Даже обыкновенных отношений артистки с поклонницей у нас с Варзер не получилось — из-за меня. Я не только тогда, но долго после не умела разговаривать, вести беседу с людьми, которые не брали на себя инициативу в разговоре, и когда я говорила, я, подделываясь под банальность собеседников, произносила уж совсем скучнейшие банальности. К тому же при Варзер я совсем лишалась дара речи, я заранее придумывала, что ей скажу, и все равно ничего путного не вылезало из моего рта. Пруст считает, что любящий человек скучен для любимого, но нелюбящего, потому что любимый видит в любящем только себя, свое отражение. «Изумруд мой бриллиантовый» лесковской Грушеньки.

Если бы Варзер продолжала быть со мной ласковой, у меня не образовался бы постоянный фон страдания от отвергнутости, но Варзер опять приняла холодный тон, от которого мое существо съеживалось. Она никогда больше не говорила со мной ласково, и я думала, что ей неприятно, что я иду рядом с ней.


Почти все, с кем мне тогда приходилось иметь дело, обманывали, были грубы или холодны (а холодность я воспринимала как неприязнь). Было так мало случаев, когда кто-то отнесся ко мне по-человечески.

Я вздумала поступить в ГИТИС на театроведческое отделение, и когда пошла туда узнавать об условиях приема, я ждала, что уж там-то, куда идут девочки поступать на актерское отделение, меня будут третировать, как собаку. И вовсе нет: женщина в приемной комиссии с удивившей меня симпатией, как будто я никого не хуже, сказала мне, что надо представить отзыв о советской пьесе (отчего я не поступила в ГИТИС: о «Днях Турбиных» я не вспомнила, потому что они не казались мне советской пьесой, а больше ничего я не видела).

Позже, когда я училась на третьем курсе (после отмены карточек), в столовой недалеко от Библиотеки иностранной литературы, в переулке около Кропоткинской улицы, во дворе, я заказала одно второе, без первого. Обычно приходилось ждать, пока первое будет принесено и съедено (официанткам неудобно брать одновременно «супа» и вторые блюда), но, удивительное дело, подавальщица принесла мое второе вместе с тарелками супа и вопрошала: «У кого нет первого?» Я была просто тронута таким вниманием.

Вот что запомнилось.


Мои разговоры с Варзер были замечательно бессодержательны и бесцветны.
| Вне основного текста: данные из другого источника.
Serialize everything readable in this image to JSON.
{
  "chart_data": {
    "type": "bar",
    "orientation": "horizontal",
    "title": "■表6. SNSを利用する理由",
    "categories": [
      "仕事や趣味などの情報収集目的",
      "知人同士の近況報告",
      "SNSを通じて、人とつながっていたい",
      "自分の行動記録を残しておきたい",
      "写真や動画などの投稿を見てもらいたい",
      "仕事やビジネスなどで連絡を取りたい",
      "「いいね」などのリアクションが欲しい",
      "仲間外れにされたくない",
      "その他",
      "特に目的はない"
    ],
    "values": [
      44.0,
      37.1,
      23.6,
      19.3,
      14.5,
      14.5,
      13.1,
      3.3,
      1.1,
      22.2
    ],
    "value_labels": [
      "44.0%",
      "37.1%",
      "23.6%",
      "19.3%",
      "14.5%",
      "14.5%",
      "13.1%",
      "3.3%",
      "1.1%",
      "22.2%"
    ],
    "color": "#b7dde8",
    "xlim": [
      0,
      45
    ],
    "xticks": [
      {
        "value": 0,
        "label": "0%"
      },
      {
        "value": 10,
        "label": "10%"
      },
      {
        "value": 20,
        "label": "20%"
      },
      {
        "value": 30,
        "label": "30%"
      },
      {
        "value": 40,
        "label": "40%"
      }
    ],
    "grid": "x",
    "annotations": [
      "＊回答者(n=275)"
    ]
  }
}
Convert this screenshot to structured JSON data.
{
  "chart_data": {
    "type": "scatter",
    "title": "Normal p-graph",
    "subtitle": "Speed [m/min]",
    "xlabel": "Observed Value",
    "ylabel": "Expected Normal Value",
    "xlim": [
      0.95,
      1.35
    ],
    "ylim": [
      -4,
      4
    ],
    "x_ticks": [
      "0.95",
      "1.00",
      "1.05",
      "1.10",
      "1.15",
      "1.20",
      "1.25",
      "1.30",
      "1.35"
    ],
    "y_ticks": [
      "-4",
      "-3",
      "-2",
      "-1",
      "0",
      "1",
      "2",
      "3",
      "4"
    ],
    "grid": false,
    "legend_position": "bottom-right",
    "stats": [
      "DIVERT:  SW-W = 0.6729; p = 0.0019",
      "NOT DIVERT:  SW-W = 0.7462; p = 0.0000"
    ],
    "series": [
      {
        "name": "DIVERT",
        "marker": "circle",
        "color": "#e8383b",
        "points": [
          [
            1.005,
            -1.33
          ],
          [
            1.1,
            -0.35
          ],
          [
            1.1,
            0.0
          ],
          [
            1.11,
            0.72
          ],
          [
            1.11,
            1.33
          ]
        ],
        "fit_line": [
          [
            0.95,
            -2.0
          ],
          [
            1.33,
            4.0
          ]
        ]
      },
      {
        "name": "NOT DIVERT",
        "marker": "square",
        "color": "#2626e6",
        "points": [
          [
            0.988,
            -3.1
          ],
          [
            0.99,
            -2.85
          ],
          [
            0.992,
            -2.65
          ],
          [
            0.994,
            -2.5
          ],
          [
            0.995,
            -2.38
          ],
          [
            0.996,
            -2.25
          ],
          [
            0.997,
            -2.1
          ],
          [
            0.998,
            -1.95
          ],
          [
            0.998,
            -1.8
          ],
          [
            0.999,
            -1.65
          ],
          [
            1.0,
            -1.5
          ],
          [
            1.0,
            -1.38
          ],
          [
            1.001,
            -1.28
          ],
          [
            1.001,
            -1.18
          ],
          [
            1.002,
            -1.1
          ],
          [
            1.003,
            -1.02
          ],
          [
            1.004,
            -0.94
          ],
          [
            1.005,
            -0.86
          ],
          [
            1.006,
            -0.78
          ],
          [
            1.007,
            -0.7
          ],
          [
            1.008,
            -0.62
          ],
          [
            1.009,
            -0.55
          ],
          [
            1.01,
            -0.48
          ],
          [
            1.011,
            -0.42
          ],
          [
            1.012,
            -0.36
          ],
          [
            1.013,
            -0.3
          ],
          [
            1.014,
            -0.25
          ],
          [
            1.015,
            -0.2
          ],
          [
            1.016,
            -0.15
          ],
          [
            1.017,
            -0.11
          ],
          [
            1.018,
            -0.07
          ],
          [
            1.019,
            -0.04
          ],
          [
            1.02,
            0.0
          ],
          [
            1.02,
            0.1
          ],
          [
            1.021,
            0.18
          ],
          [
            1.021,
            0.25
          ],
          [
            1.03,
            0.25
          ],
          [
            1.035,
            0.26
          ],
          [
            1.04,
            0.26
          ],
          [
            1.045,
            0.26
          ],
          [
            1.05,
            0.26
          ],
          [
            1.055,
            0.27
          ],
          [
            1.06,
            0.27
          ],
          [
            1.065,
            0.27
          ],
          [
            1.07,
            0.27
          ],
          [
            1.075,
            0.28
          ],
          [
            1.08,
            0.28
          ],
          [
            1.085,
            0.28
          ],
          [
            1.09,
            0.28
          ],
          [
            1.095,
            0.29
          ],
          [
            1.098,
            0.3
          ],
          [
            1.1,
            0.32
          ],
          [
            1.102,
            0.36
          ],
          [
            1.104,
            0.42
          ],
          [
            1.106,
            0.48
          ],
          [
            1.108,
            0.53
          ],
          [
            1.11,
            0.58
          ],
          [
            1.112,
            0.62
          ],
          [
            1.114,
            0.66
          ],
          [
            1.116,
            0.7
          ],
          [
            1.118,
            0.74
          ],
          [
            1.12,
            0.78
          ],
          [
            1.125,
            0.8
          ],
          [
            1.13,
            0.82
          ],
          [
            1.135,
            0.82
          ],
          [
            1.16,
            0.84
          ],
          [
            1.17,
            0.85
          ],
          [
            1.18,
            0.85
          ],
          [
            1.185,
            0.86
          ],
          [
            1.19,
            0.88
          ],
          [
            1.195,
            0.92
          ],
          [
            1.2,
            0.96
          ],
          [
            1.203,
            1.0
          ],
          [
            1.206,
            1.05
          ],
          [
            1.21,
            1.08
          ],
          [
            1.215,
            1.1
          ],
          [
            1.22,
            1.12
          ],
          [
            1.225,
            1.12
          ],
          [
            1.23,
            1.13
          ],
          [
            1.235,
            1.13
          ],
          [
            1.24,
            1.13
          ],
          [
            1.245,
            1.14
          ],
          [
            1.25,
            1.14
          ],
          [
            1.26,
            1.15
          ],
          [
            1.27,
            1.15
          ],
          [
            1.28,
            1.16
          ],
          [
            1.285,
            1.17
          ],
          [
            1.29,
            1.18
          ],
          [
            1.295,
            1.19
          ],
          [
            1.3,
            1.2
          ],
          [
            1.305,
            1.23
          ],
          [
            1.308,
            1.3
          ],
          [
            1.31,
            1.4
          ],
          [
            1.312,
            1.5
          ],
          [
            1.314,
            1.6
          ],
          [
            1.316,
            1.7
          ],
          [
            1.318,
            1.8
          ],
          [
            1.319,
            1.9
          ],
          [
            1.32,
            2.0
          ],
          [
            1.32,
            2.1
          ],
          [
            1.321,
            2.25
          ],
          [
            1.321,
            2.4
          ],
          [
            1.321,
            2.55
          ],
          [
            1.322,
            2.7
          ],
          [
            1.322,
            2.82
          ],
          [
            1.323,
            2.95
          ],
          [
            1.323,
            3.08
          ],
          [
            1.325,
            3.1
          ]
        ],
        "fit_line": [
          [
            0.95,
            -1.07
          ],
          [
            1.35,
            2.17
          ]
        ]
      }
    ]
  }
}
Я деревенела, подходя к ней, мне хотелось убежать от ожидания боли и разочарования. Я не знала, что сказать, кроме: «Вы будете играть в «Пиквикском клубе»? А в «Анне Карениной»?» — «Да». «Нет». Варзер от себя ничего не говорила, могла идти молча. Кроме этого, «здравствуйте» и «до свидания». Но я старалась запомнить слово в слово эти диалоги. Я повторяла их девочкам, и Нонка посоветовала записывать их. Я начала с диалогов, к диалогам прибавилось выражение моих чувств — получился дневник. Но он предназначался для чтения посторонними — я давала читать его девочкам, чтобы они восхищались моими бурными чувствами. Но бурные чувства нашли себе и другой выход. Я догадалась или узнала, что никакой подруги — любовницы Лемешева у Нонки нет. Это вранье привело меня в ярость. Когда Нонка пришла ко мне, я закричала, что она все выдумала. Она никакого раскаяния не выразила, даже смущения было мало, и назвала меня ненормальной. Я приподняла стул, вроде чтобы ее ударить, двинула стулом в ее сторону, но не ударила (ведь я действовала сознательно). Она ушла, оскорбленная, мы долго не виделись, потом помирились — Нонка сделала первый шаг.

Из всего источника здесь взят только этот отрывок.